(Bloomberg) -- UBS Group AG will pay a total of about $387 million in fines related to misconduct by Credit Suisse Group AG in its dealings with Archegos Capital Management.
In a consent order with the Federal Reserve, UBS agreed to pay $268.5 million for “unsafe and unsound counterparty credit-risk management practices” at Credit Suisse, which UBS acquired in June. The Bank of England’s Prudential Regulation Authority fined the bank £87 million ($112 million), which it said was its largest penalty to date.
UBS’s acquisition of its stricken rival closed last month, handing Chief Executive Officer Sergio Ermotti a potential windfall gain in the tens of billions of dollars after the government-brokered rescue. At the same time, UBS has previously guided that legal liabilities related to Credit Suisse could run to as much as $4 billion over 12 months, and asset mark-downs could come in at some $13 billion.

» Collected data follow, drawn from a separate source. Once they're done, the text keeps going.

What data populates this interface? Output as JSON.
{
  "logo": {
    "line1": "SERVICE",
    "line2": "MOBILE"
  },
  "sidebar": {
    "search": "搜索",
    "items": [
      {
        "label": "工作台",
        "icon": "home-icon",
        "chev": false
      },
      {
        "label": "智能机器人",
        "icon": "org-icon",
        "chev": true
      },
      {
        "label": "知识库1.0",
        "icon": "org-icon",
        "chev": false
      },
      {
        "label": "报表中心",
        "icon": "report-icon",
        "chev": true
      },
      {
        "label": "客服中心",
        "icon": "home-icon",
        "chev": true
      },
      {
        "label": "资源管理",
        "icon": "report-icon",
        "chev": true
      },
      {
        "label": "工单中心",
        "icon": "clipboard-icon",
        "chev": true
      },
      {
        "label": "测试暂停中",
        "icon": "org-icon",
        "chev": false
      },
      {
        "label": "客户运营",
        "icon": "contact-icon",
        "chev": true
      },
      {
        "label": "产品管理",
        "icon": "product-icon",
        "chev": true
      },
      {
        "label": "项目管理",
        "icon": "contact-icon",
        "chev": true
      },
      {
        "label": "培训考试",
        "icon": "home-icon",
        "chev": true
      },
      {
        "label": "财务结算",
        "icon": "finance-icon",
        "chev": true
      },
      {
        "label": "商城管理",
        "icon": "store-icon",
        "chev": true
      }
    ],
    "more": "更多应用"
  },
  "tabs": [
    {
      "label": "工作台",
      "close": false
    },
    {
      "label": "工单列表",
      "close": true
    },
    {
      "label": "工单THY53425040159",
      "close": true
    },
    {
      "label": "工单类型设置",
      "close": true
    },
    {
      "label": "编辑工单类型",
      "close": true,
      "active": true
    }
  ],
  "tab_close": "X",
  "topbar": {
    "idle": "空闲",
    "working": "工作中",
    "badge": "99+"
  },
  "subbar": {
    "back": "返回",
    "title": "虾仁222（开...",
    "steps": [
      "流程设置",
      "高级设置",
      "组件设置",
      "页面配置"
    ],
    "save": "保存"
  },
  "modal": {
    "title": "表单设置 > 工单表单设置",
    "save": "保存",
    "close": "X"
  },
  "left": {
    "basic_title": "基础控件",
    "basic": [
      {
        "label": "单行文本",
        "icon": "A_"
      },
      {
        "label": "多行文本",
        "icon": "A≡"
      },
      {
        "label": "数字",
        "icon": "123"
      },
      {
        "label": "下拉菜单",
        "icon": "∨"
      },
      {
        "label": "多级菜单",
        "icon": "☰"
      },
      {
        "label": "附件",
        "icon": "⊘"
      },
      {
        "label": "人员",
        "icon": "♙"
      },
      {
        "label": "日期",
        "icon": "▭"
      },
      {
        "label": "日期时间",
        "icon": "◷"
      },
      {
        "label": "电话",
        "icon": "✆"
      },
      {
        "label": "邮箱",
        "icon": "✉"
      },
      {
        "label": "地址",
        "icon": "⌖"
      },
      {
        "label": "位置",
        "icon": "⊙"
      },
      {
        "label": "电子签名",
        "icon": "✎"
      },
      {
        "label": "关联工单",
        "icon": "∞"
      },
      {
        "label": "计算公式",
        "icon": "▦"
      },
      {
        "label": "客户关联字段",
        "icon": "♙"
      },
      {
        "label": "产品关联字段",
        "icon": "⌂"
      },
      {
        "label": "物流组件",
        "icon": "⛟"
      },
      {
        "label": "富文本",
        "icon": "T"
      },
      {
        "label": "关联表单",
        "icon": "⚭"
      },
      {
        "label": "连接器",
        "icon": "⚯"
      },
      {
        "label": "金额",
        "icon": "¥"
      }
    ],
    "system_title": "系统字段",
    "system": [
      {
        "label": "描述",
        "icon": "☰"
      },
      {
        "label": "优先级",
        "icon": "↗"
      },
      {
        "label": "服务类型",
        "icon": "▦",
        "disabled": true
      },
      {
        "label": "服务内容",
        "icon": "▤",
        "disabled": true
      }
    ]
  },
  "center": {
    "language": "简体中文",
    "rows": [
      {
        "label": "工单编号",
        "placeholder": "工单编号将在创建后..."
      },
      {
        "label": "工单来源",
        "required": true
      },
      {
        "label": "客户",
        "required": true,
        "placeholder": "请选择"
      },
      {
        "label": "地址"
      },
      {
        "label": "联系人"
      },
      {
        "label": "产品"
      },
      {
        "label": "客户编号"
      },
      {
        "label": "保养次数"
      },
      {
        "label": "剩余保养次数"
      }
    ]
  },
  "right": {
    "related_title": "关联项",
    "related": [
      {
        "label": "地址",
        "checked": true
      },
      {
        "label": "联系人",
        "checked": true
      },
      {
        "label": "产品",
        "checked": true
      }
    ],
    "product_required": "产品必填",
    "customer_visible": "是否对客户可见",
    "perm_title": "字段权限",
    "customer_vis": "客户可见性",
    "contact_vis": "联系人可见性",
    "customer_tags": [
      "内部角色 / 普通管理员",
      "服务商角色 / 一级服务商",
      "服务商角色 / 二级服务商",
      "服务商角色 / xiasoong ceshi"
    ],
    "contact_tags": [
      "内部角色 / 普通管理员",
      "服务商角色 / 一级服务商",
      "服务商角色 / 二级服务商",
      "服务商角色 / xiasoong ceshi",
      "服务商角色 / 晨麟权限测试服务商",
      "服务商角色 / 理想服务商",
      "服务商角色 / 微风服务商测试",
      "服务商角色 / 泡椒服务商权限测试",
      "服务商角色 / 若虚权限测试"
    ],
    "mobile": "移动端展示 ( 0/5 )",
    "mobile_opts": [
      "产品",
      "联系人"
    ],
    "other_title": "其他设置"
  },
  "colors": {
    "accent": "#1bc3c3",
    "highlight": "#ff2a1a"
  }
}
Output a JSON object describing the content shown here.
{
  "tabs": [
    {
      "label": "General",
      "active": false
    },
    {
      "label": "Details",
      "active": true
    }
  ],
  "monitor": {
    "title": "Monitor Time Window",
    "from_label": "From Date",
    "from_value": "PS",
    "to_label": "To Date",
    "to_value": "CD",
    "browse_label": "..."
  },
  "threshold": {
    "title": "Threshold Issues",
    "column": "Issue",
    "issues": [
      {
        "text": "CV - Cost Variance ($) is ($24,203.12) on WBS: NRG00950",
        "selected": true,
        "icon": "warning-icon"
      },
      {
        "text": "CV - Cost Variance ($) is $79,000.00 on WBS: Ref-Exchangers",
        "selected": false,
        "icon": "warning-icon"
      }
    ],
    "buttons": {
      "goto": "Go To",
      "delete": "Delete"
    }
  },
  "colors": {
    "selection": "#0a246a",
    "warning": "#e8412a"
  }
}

UBS said that Credit Suisse would record a provision tied to the matter in its second-quarter results, which UBS would reflect in its purchase accounting for the deal. UBS is set to announce the combined firm’s second-quarter earnings next month.
UBS “has already begun implementing its risk framework, including actions addressing these regulatory findings, across Credit Suisse,” the bank said in a statement Monday.